Ali bin Abi Thalib menjadi Khalifah:
Ketika Ali bin Abi Thalib diangkat
menjadi khalifah keempat, situasi dan suasana kota Madinah sangat
mencekam, dikuasai oleh para pemberontak yang telah menodai tanah suci
Madinah dengan melakukan pembunuhan secara keji terhadap Khalifah
ketiga, Uts-man bin ‘Affan radhiyallahu ‘anhu.
Ali bin Abi Thalib dalam pemerintahannya benar-benar menghadapi dilema besar yang sangat rumit, yaitu:
1) Kaum pemberontak yang jumlahnya sangat banyak dan menguasai Madinah.
2) Terbentuknya kubu penuntut penegakan
hukum terhadap para pemberontak yang telah membunuh Utsman bin ‘Affan,
yang kemudian melahirkan perang saudara, perang Jamal dan Shiffin.
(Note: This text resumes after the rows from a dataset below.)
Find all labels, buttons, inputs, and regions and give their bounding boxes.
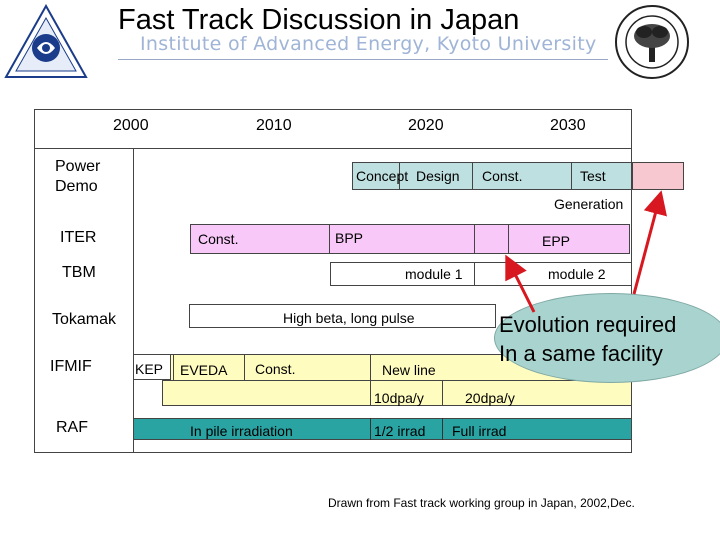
callout-text: Evolution required In a same facility <box>499 310 676 368</box>
iter-const-bpp-divider <box>329 224 330 254</box>
arrow-to-demo-generation <box>632 190 667 295</box>
iae-logo <box>4 4 88 78</box>
tokamak-high-beta-label: High beta, long pulse <box>283 310 415 326</box>
ifmif-dpa-divider <box>442 380 443 406</box>
iter-epp-label: EPP <box>542 233 571 249</box>
ifmif-new-line-label: New line <box>382 362 436 378</box>
iter-epp-divider <box>508 224 509 254</box>
demo-generation-label: Generation <box>554 196 624 212</box>
callout-line-2: In a same facility <box>499 341 663 366</box>
year-2030: 2030 <box>550 117 586 134</box>
arrow-to-iter-epp <box>505 254 536 313</box>
ifmif-const-label: Const. <box>255 361 296 377</box>
header-rule <box>118 59 608 60</box>
kyoto-university-seal <box>615 5 689 79</box>
tokamak-bar <box>189 304 496 328</box>
demo-test-label: Test <box>580 168 606 184</box>
demo-generation-bar <box>632 162 684 190</box>
year-header-divider <box>34 148 632 149</box>
tbm-module1-label: module 1 <box>405 266 463 282</box>
tbm-phase-bar <box>330 262 632 286</box>
demo-const-label: Const. <box>482 168 523 184</box>
ifmif-eveda-start <box>173 354 174 380</box>
row-label-tokamak: Tokamak <box>52 311 117 328</box>
tbm-module2-label: module 2 <box>548 266 606 282</box>
ifmif-20dpa-label: 20dpa/y <box>465 390 515 406</box>
raf-bar <box>133 418 632 440</box>
row-label-tbm: TBM <box>62 264 96 281</box>
raf-full-irrad-label: Full irrad <box>452 423 507 439</box>
ifmif-kep-label: KEP <box>135 361 164 377</box>
iter-bpp-label: BPP <box>335 230 364 246</box>
iter-const-label: Const. <box>198 231 239 247</box>
label-column-divider <box>133 148 134 453</box>
demo-concept-label: Concept <box>356 168 409 184</box>
iter-bpp-epp-divider <box>474 224 475 254</box>
callout-line-1: Evolution required <box>499 312 677 337</box>
demo-phase-bar <box>352 162 632 190</box>
page-title: Fast Track Discussion in Japan <box>118 4 520 36</box>
raf-divider-2 <box>442 418 443 440</box>
raf-half-irrad-label: 1/2 irrad <box>374 423 426 439</box>
concept-design-divider <box>399 162 400 190</box>
source-footnote: Drawn from Fast track working group in J… <box>328 496 635 510</box>
tbm-module-divider <box>474 262 475 286</box>
ifmif-const-start <box>244 354 245 380</box>
year-2000: 2000 <box>113 117 149 134</box>
demo-design-label: Design <box>416 168 460 184</box>
row-label-ifmif: IFMIF <box>50 358 92 375</box>
design-const-divider <box>472 162 473 190</box>
row-label-raf: RAF <box>56 419 88 436</box>
ifmif-eveda-label: EVEDA <box>180 362 228 378</box>
institute-subtitle: Institute of Advanced Energy, Kyoto Univ… <box>140 33 597 55</box>
year-2020: 2020 <box>408 117 444 134</box>
raf-divider-1 <box>370 418 371 440</box>
raf-in-pile-label: In pile irradiation <box>190 423 293 439</box>
row-label-power-demo: Power Demo <box>55 158 101 195</box>
year-2010: 2010 <box>256 117 292 134</box>
ifmif-mid-divider <box>162 380 632 381</box>
row-label-iter: ITER <box>60 229 97 246</box>
ifmif-10dpa-label: 10dpa/y <box>374 390 424 406</box>
const-test-divider <box>571 162 572 190</box>
iter-phase-bar <box>190 224 630 254</box>
ifmif-kep-box <box>133 354 171 380</box>
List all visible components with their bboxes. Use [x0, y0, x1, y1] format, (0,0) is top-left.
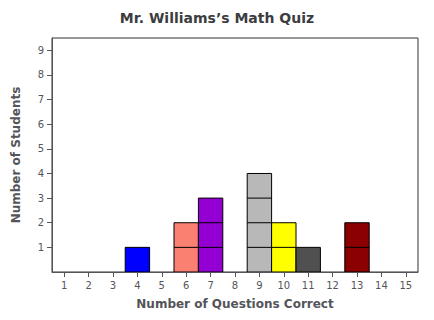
svg-text:6: 6	[183, 280, 189, 291]
svg-text:9: 9	[256, 280, 262, 291]
svg-text:Mr. Williams’s Math Quiz: Mr. Williams’s Math Quiz	[120, 10, 314, 26]
svg-text:5: 5	[159, 280, 165, 291]
svg-text:4: 4	[38, 168, 44, 179]
svg-text:11: 11	[302, 280, 315, 291]
svg-text:3: 3	[38, 193, 44, 204]
svg-text:2: 2	[85, 280, 91, 291]
svg-text:2: 2	[38, 217, 44, 228]
svg-text:14: 14	[375, 280, 388, 291]
svg-text:Number of Questions Correct: Number of Questions Correct	[136, 297, 334, 311]
svg-text:8: 8	[38, 69, 44, 80]
svg-text:7: 7	[207, 280, 213, 291]
svg-text:5: 5	[38, 143, 44, 154]
svg-text:9: 9	[38, 45, 44, 56]
svg-text:6: 6	[38, 119, 44, 130]
svg-text:10: 10	[277, 280, 290, 291]
svg-text:1: 1	[61, 280, 67, 291]
svg-text:7: 7	[38, 94, 44, 105]
svg-text:8: 8	[232, 280, 238, 291]
svg-text:12: 12	[326, 280, 339, 291]
svg-text:13: 13	[351, 280, 364, 291]
svg-text:4: 4	[134, 280, 140, 291]
svg-text:3: 3	[110, 280, 116, 291]
svg-text:15: 15	[399, 280, 412, 291]
svg-text:Number of Students: Number of Students	[9, 87, 23, 224]
svg-text:1: 1	[38, 242, 44, 253]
3) Kaum Khawarij yang dahulunya adalah para pendukung dan pembela beliau kemudian berbalik memerangi beliau.
Namun dengan kearifan dan kejeniusan
beliau dalam menyikapi berbagai situasi dan mengambil keputusan, beliau
dapat mengakhiri pertumpahan darah itu melalui albitrasi (tahkim),
sekalipun umat Islam pada saat itu masih belum bersatu secara penuh.
Abdurrahman bin Muljam, salah seorang
pentolan Khawarij memendam api kebencian terhadap Ali bin Abi Thalib,
karena dianggap telah menghabisi rekan-rekannya yang seakidah, yaitu
kaum Khawarij di Nahrawan. Maka dari itu ia melakukan makar bersama dua
orang rekannya yang lain, yaitu al-Barak bin Abdullah dan Amr bin Bakar
at-Tamimi, untuk menghabisi Ali, Mu’awiyah dan Amr bin al-’Ash, karena
dia anggap sebagai biang keladi pertumpahan darah.
Al-Barak dan Amr gagal membunuh Mu’awiyah
dan Amr bin al-’Ash, sedangkan Ibnu Muljam berhasil mendaratkan
pedangnya di kepala Amirul Mukminin, Ali bin Abi Thalib, pada dini hari
Jum’at, 17 Ramadhan, tahun 40 H. dan beliau wafat keesokan hari-nya.